岸田政権は経済安全保障を政策の柱の1つにしているが、食料への関心は…… (C)時事

 1月17日に行われた岸田文雄首相の施政方針演説では「経済安全保障」が語られたが、そこでは「食料安全保障」についての言及はなく、農業政策の目玉は“輸出促進とデジタル化(農業DX=デジタル・トランスフォーメーション、スマート農業)”が語られたのみだった。

「農産物輸出1兆円」の嘘

 食料や生産資材の高騰と、中国などにたいする「買い負け」(買値で他業者に負けて、買い付けができなくなること)が顕著になってきて、国民の食料確保や国内農業生産の継続に不安が高まっている。そんな今、前面に出てくるのが“輸出促進とデジタル化”とは、政府の危機認識力が欠如していると言わざるを得ない。

 輸出促進を否定するわけではないが、食料自給率が世界的にも極めて低い37%(カロリーベース)という日本にとって、食料危機が迫っているときにまずやるべきは輸出促進でなく、国内生産確保に全力を挙げることであろう。

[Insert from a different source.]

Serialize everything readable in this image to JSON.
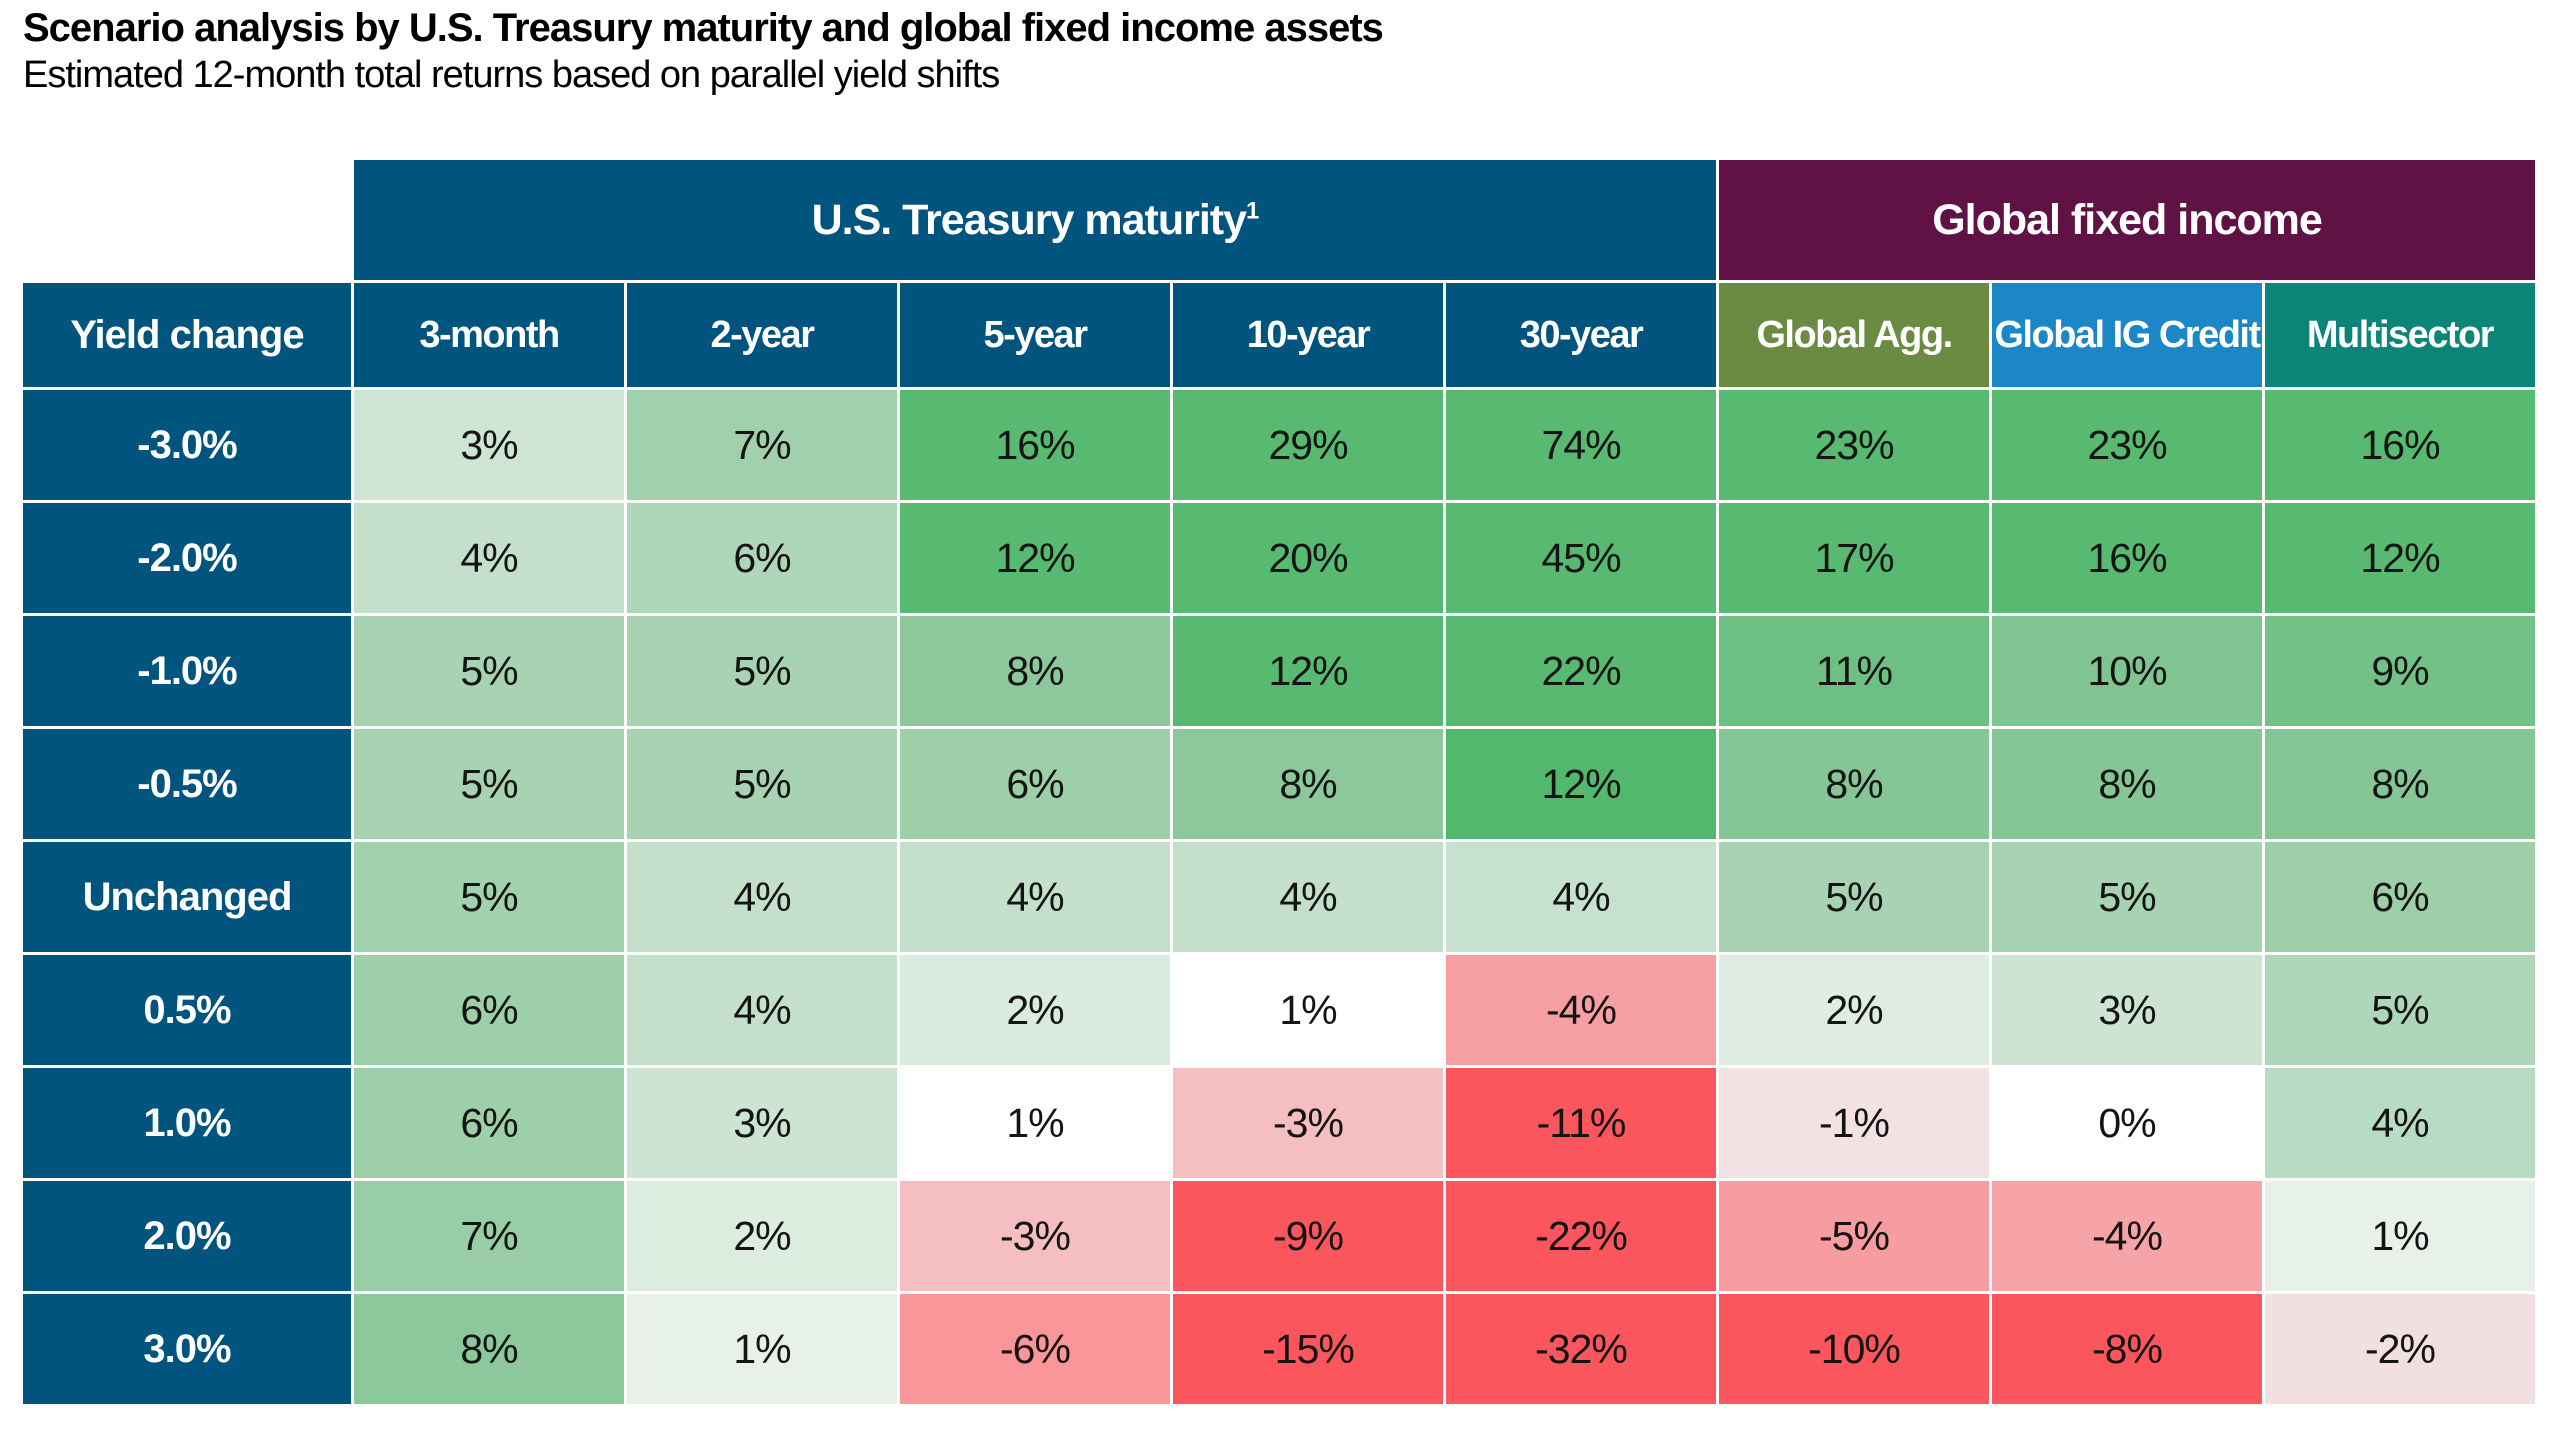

 しかも、農産物・食品の輸出が1兆円に達したというのは「粉飾」である。ウイスキーやコーヒー、チョコレート、みそ・しょうゆなど輸入原料に依存した加工食品が多く、本当に国産の農産物といえる輸出は1000億円もないとの試算もある。それを5兆円に伸ばすという「空虚なアドバルーン」を上げることに、どれだけの意味があるのだろうか。デジタル化も否定するわけではないが、デジタル化ですべてが解決するかのような夢物語で気勢を揚げることに意味があるとは思えない。